Mis pensamientos son un caos: mi hermana, el alquiler, la denuncia que se viene, el miedo… la impotencia. Siempre la maldita impotencia.

Una bocina suena con fuerza.

Luces intensas me ciegan.

Un auto frena de golpe frente a mí. Doy un salto hacia atrás, trastabillo y caigo de rodillas en el asfalto.

—¡¿Estás loca?! —ruge una voz masculina.

Mi respiración se acelera. Mis manos arden. Siento un raspón en la rodilla, pero el dolor físico es lo de menos.

La puerta del conductor se abre. Un hombre alto baja del auto, maldiciendo en voz baja. No lo miro. No quiero ver la furia en sus ojos.
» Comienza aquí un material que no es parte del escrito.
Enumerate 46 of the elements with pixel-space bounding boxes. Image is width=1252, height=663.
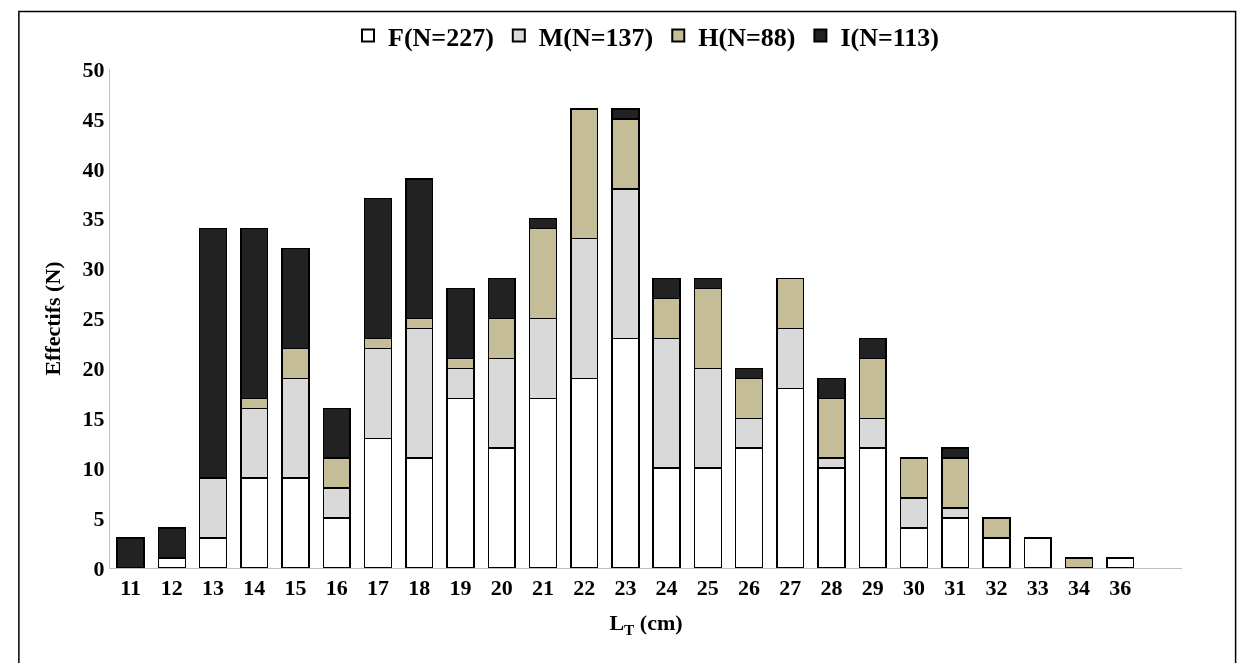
y-tick-label: 50: [82, 56, 105, 82]
bar: [1064, 557, 1094, 568]
x-tick-label: 26: [738, 575, 761, 601]
y-tick-label: 25: [82, 306, 105, 332]
x-tick-label: 24: [655, 575, 678, 601]
legend-label: F(N=227): [388, 22, 494, 52]
y-tick-label: 10: [82, 455, 105, 481]
x-tick-label: 13: [202, 575, 225, 601]
x-tick-label: 11: [120, 575, 142, 601]
x-tick-label: 29: [861, 575, 884, 601]
legend-label: H(N=88): [698, 22, 796, 52]
x-tick-label: 17: [367, 575, 389, 601]
x-tick-label: 33: [1026, 575, 1049, 601]
x-tick-label: 30: [903, 575, 925, 601]
y-tick-label: 15: [82, 406, 105, 431]
y-tick-label: 35: [82, 206, 105, 232]
y-tick-label: 30: [82, 256, 105, 282]
x-tick-label: 21: [531, 575, 554, 601]
x-tick-label: 23: [614, 575, 637, 601]
x-axis-title: L$_{T}$ (cm): [609, 610, 683, 638]
x-tick-label: 19: [449, 575, 472, 601]
x-tick-label: 25: [696, 575, 719, 601]
x-tick-label: 32: [985, 575, 1008, 601]
x-tick-label: 12: [160, 575, 183, 601]
x-tick-label: 18: [408, 575, 431, 601]
y-tick-label: 20: [82, 356, 105, 382]
x-tick-label: 20: [490, 575, 513, 601]
bar: [1106, 557, 1135, 568]
y-axis-title: Effectifs (N): [40, 261, 66, 376]
legend-label: M(N=137): [538, 22, 654, 52]
x-tick-label: 31: [944, 575, 967, 601]
x-tick-label: 28: [820, 575, 843, 601]
bar: [1023, 537, 1052, 568]
x-tick-label: 36: [1109, 575, 1132, 601]
y-tick-label: 40: [82, 156, 105, 182]
x-tick-label: 27: [779, 575, 802, 601]
x-tick-label: 15: [284, 575, 307, 601]
bar: [116, 537, 145, 568]
x-tick-label: 14: [243, 575, 266, 601]
x-tick-label: 34: [1067, 575, 1090, 601]
y-tick-label: 45: [82, 106, 105, 132]
x-tick-label: 16: [325, 575, 348, 601]
y-tick-label: 5: [93, 505, 105, 531]
y-tick-label: 0: [93, 555, 105, 581]
legend-label: I(N=113): [840, 22, 939, 52]
x-tick-label: 22: [573, 575, 596, 601]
No hasta que escucho la otra puerta abrirse.

La del lado del copiloto.

—Déjala, no fue su culpa —dice una voz femenina, suave, fría.

Levanto la vista.

Y el mundo deja de hacer sentido.

La mujer que se acerca hacia mí… soy yo.

O, mejor dicho, parece yo.

Tiene mi rostro.

Mi nariz.

Mi boca.

Mis pómulos.

Hasta el tono de piel es el mismo.

Pero no somos iguales.

Ella viste un abrigo largo y elegante, como si saliera de una revista. Lleva el cabello perfectamente peinado, el maquillaje impecable, tacones que jamás podría pagar ni usar. Su postura es recta, segura. Sus ojos… sus ojos son distintos. Más afilados. Más peligrosos.

Siento que el aire me abandona.

Ella se agacha un poco para verme mejor, como si observara un reflejo extraño.

Sus labios se curvan en una sonrisa lenta.

—Vaya… —su voz es baja, casi musical—. Es como mirarme en un espejo.

Mi corazón se detiene.

No entiendo nada.

No entiendo quién es, qué hace aquí, por qué tiene mi cara.

Y, por primera vez en mi vida, siento un miedo que va más allá de la pobreza, la enfermedad o la soledad.

Es un miedo que me dice que mi vida, tal como la conozco, acaba de terminar.